Areas of Interest

Domains

Where perception, modeling, and constraint-awareness are essential.

Abstract convergence representing interdisciplinary domains

PALI's foundational research has implications across multiple domains where perception, modeling, and constraint-awareness are essential. We are not building products for these domains; we are investigating the principles that would make such products possible.

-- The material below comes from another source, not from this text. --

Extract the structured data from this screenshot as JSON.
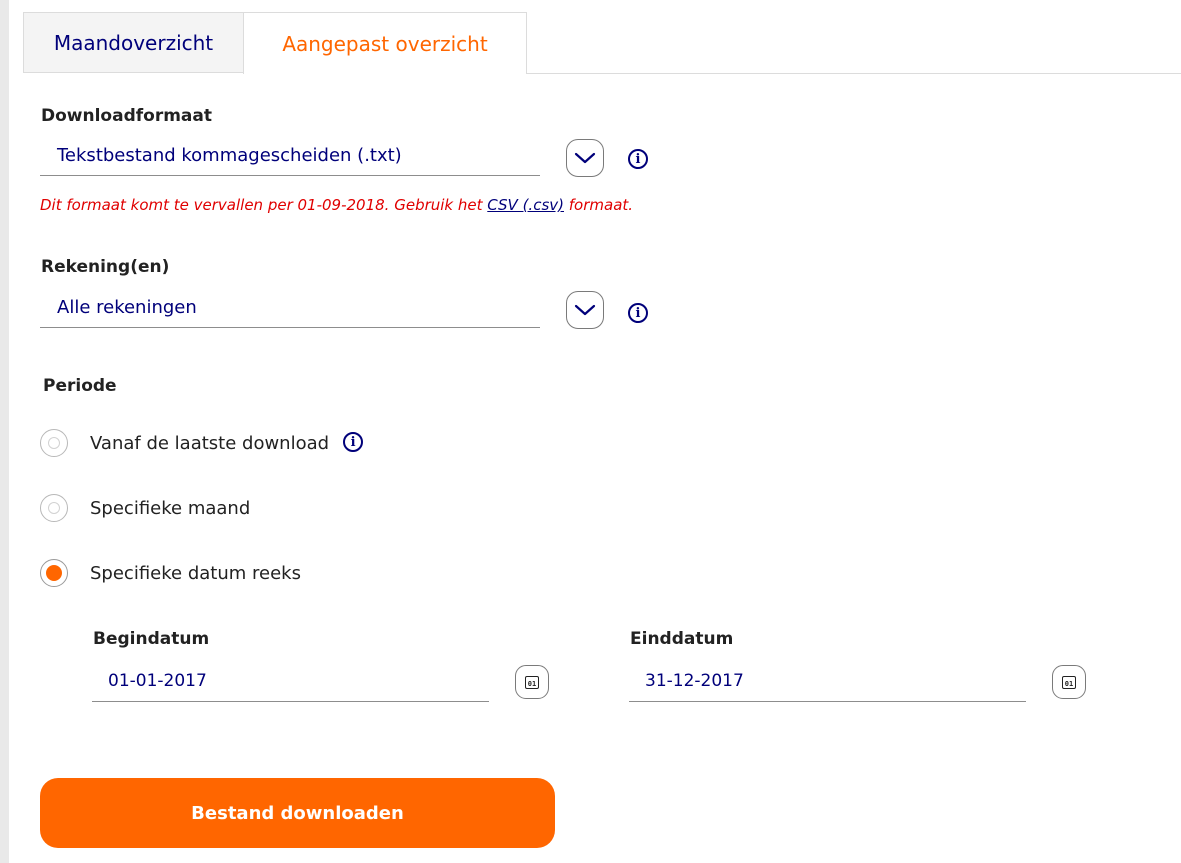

The domains listed here share a common characteristic: they are areas where current AI approaches face fundamental limitations, not merely engineering challenges. Pattern recognition and statistical prediction, however sophisticated, are insufficient when the task requires genuine understanding of structure and causality.


01

Physical Systems

Robotics, autonomous systems, and any domain where AI must interact with the physical world and respect its laws. Intelligence that operates in physical space must perceive physical structure and reason within physical constraints.

02

Complex Infrastructure

Energy systems, transportation networks, and industrial processes where understanding system dynamics matters more than pattern matching. These domains require models that capture causal relationships and respect conservation laws.

03

Scientific Discovery

Domains where AI can assist in model construction, hypothesis generation, and the interpretation of experimental observations. Science advances through the construction of better models, not through the accumulation of predictions.

04

Safety-Critical Applications

Contexts where the cost of hallucination or constraint violation is unacceptable, and where robust reasoning is non-negotiable. Medical diagnosis, structural engineering, and aerospace are examples where plausibility is not enough.

A Note on Scope

This is not a comprehensive list of applications, nor is it a roadmap. These are areas where we believe perception-first intelligence could make a meaningful difference—areas where we are interested in dialogue with researchers and practitioners who share our conviction that current approaches have fundamental limitations.